Optimistically, Ashaolu says he is "65%." His doctors, who are astonished at his rapid recovery, are taking a cautious approach because of the severity of the injury.

As for that fateful September evening when his teammates were confronted by the shooters, Ashaolu -- an innocent bystander -- is still sketchy on details.

"Since the situation that happened that day, I don't really remember much about it, to tell you the truth," said Ashaolu, who didn't know what happened until his brother, John, told him. "At first I didn't believe it. But the more I thought about it, I just try to think back to the memory of the night, about walking back to our dorms at school, and l said to myself: 'Yeah, I guess that could have happened.'

"I thought about it realistically and the guys who were there.

"I don't actually remember how they looked and everything ... I try not to think about that situation too much. I just try to look forward. I don't really remember those guys who were there that night, nah. Not at this moment in time."

When asked about his thoughts on those who have been arrested, he said: "Oh, um, I guess that's a good thing, but I'm not really thinking about that. I'm just thinking about trying to get back and ready. It's not like I'm thinking about hating and hoping they get locked up. I'm just trying to get back to doing what I came here to do."

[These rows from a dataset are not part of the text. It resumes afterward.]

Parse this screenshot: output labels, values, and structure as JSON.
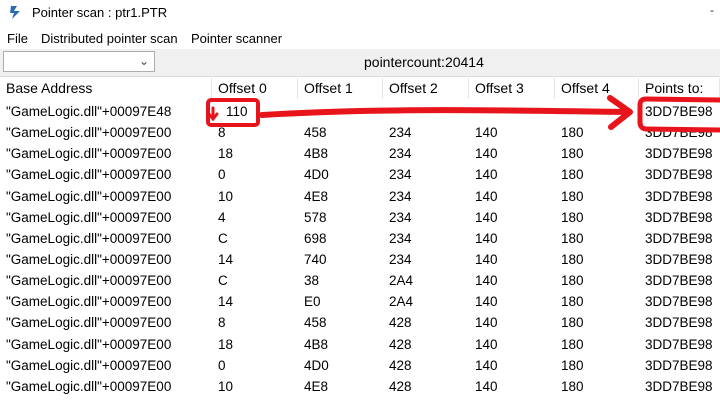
{
  "window": {
    "title": "Pointer scan : ptr1.PTR",
    "corner": "-"
  },
  "menu": {
    "items": [
      "File",
      "Distributed pointer scan",
      "Pointer scanner"
    ]
  },
  "toolbar": {
    "combo_value": "",
    "count_label": "pointercount:20414"
  },
  "table": {
    "columns": [
      "Base Address",
      "Offset 0",
      "Offset 1",
      "Offset 2",
      "Offset 3",
      "Offset 4",
      "Points to:"
    ],
    "rows": [
      [
        "\"GameLogic.dll\"+00097E48",
        "110",
        "",
        "",
        "",
        "",
        "3DD7BE98"
      ],
      [
        "\"GameLogic.dll\"+00097E00",
        "8",
        "458",
        "234",
        "140",
        "180",
        "3DD7BE98"
      ],
      [
        "\"GameLogic.dll\"+00097E00",
        "18",
        "4B8",
        "234",
        "140",
        "180",
        "3DD7BE98"
      ],
      [
        "\"GameLogic.dll\"+00097E00",
        "0",
        "4D0",
        "234",
        "140",
        "180",
        "3DD7BE98"
      ],
      [
        "\"GameLogic.dll\"+00097E00",
        "10",
        "4E8",
        "234",
        "140",
        "180",
        "3DD7BE98"
      ],
      [
        "\"GameLogic.dll\"+00097E00",
        "4",
        "578",
        "234",
        "140",
        "180",
        "3DD7BE98"
      ],
      [
        "\"GameLogic.dll\"+00097E00",
        "C",
        "698",
        "234",
        "140",
        "180",
        "3DD7BE98"
      ],
      [
        "\"GameLogic.dll\"+00097E00",
        "14",
        "740",
        "234",
        "140",
        "180",
        "3DD7BE98"
      ],
      [
        "\"GameLogic.dll\"+00097E00",
        "C",
        "38",
        "2A4",
        "140",
        "180",
        "3DD7BE98"
      ],
      [
        "\"GameLogic.dll\"+00097E00",
        "14",
        "E0",
        "2A4",
        "140",
        "180",
        "3DD7BE98"
      ],
      [
        "\"GameLogic.dll\"+00097E00",
        "8",
        "458",
        "428",
        "140",
        "180",
        "3DD7BE98"
      ],
      [
        "\"GameLogic.dll\"+00097E00",
        "18",
        "4B8",
        "428",
        "140",
        "180",
        "3DD7BE98"
      ],
      [
        "\"GameLogic.dll\"+00097E00",
        "0",
        "4D0",
        "428",
        "140",
        "180",
        "3DD7BE98"
      ],
      [
        "\"GameLogic.dll\"+00097E00",
        "10",
        "4E8",
        "428",
        "140",
        "180",
        "3DD7BE98"
      ]
    ]
  },
  "annotation": {
    "color": "#e8141b"
  }
}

John Ashaolu, a graduate assistant coach for the Dukes, has been overseeing his brother's progress.

"If you actually saw him the first day and see how he is now, it's just a miracle," he said.

Sam Ashaolu shocked his teammates when he showed up unannounced at a team practice in late October.

"I made my first shot," he said. "It was a jumper, one of my favourites, right from the corner. It was a beautiful feeling to be back out there. I'm used to being in that gym every day."

Ashaolu spends close to six hours a day in physical and mental therapy. He is expected to begin working with a tutor in second semester.

Ashaolu also hits the gym regularly and has been helped out immensely by his good friend, Jason Campbell, a former teammate at York Memorial Collegiate, who is staying with him.

"It has been great seeing all my friends, giving me positive stuff to believe in," said Ashaolu, who celebrates his 24th birthday on Christmas Day. "It's great to hear from them a lot and let them know how I'm doing."

Those friends in Toronto will get a chance to see him soon. He is scheduled to be the guest of honour at the first annual Sam Ashaolu Charity Prep Showcase, to be held Dec. 15-16 at his old high school, York Memo.

"I told him: 'You're big-time now that you have a basketball event named after you,' " said organizer Ro Russell, who has known Ashaolu for 11 years. "It's going to be exciting for everybody to have him back, especially when I remember going down to see him and he had tubes in his body and could barely speak."

One of the teams entered, Christian Life Academy out of Humble, Tex., happens to feature Ashaolu's younger brother, Olu, one of the top teenage players from Canada.

"It will be good to see a lot of young guys play again and to watch my little brother play," said Ashaolu, who will be staying with his mother, Christianah, at her home in Brampton. "My mom will have some stuff cooked up for Christmas, so it will be good to come back and chill."

In the meantime, Ashaolu has been attending Duquesne's home games, participating in the pre- and post-game dressing room pep talks and then watching from a private box.

"I wish I was out there, but it's good to hear them say: 'We've got to win this one for Sam,' " said Ashaolu, who attended three high schools, one prep school and two junior colleges before landing a Division 1 scholarship.

"I wouldn't change my life for anything right now. I was so happy to sign with Duquesne. I worked so hard to get here.

"I'm a fighter. I never quit. I'm looking forward to coming back next year.

"God kept me alive for a reason, so I'm just going to keep working hard to make everything right and pray to God and be thankful to him for saving my life."